Il estime en outre que le dispositif des correspondants ville-prison doit être développé. Chargés de faire l’interface entre les services pénitentiaires d’insertion et de probation (SPIP) et les collectivités territoriales, ces correspondants pourraient offrir un accompagnement social, éducatif, professionnel et sanitaire aux sortants de prison et aux personnes bénéficiant d’un aménagement de peine. Afin d’instaurer des relations régulières entre SPIP et collectivités, ces correspondants pourraient aussi siéger dans les conseils départementaux de prévention de la délinquance.
(1) Sur l’installation et l’organisation de la conférence de consensus, voir ASH n° 2775 du 21-09-12, p. 13 et n° 2788 du 21-12-12, p. 10.
(2) Selon une étude de 2011, rapporte le comité, après un an de liberté, le taux de recondamnation était de 32 % et, après cinq ans, de 58,6 %.
(4) Les peines plancher ont été instaurées par la loi du 10 août 2007 renforçant la lutte contre la récidive des majeurs et des mineurs – Voir notamment ASH n° 2512 du 15-06-07, p. 5 et n° 2522 du 14-09-07, p. 11.

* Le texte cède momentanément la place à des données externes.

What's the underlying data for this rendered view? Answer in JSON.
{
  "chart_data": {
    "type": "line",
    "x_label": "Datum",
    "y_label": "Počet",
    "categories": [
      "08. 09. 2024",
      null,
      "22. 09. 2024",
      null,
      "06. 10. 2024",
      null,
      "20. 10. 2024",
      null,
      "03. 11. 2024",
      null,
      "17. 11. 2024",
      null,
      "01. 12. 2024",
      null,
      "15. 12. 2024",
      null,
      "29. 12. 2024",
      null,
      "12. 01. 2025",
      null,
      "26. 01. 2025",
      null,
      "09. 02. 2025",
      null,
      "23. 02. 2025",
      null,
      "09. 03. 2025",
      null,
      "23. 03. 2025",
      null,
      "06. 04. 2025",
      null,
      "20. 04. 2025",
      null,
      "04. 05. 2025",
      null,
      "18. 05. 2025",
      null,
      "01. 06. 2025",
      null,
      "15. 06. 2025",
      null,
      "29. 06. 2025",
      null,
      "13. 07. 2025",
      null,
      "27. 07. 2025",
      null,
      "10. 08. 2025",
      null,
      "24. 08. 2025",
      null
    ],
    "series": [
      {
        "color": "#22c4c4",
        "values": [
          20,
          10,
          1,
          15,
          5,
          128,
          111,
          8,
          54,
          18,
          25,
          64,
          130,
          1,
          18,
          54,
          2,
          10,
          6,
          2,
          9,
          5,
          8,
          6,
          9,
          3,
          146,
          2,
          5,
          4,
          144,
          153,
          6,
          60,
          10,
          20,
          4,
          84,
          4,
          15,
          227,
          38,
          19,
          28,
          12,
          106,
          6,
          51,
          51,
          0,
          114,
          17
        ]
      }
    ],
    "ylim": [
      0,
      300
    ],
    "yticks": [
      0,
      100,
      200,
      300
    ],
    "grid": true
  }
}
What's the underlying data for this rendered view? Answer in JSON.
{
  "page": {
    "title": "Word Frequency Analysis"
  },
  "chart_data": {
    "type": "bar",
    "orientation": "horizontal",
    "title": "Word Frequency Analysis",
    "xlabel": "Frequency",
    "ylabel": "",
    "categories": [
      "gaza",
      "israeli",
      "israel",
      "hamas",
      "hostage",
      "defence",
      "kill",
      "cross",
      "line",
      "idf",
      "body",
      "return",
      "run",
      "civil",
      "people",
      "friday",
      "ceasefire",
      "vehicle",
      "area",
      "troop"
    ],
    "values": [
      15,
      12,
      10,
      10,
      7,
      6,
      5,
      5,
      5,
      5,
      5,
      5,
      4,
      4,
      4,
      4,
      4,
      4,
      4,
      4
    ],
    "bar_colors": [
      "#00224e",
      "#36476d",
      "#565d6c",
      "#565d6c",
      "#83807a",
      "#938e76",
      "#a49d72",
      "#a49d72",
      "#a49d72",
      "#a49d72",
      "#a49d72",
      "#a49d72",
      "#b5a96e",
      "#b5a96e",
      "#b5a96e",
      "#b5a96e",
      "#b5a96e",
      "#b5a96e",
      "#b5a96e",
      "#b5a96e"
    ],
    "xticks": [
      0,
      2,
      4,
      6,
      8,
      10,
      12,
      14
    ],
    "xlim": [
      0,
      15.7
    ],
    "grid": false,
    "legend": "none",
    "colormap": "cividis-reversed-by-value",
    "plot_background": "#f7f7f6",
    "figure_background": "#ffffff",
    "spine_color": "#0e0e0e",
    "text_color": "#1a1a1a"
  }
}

(5) Cette peine existe actuellement dans plusieurs pays, comme le Canada, et est prônée par le Conseil de l’Europe.
(6) En 2011, 60 % des personnes avaient été écrouées pour une durée de moins de six mois et 80 % pour une durée de moins de un an.
(7) Plus précisément, il s’agirait de sortir la question de la probation de la direction de l’administration pénitentiaire qui ne peut assurer efficacement à la fois ses missions de réinsertion et de garde, a souligné Ludovic Fossey, magistrat et vice-président chargé de l’application des peines près le tribunal de grande instance de Créteil. Ce qui explique la concentration de ses moyens sur le milieu fermé. En créant une direction spécialisé, cela permettrait de consacrer des « moyens adéquats » à la probation et de « créer des partenariats appropriés ».
(8) D’après le rapport du jury, cette situation s’explique par le fait qu’elle demeure « considérée comme une faveur octroyée aux détenus les plus “méritants”, tant par le comportement adopté en détention que par la solidité du projet présenté au JAP ».
(9) Ce constat a également été établi par le contrôleur général des lieux de privation de liberté au sujet de la semi-liberté – Voir ASH n° 2780 du 26-10-12, p. 13.
(10) Afin de lutter contre la surpopulation carcérale et la récidive, la ministre de la Justice a en effet donné pour instruction aux parquets de développer les aménagements de peine – Voir ASH n° 2776 du 28-09-12, p. 46.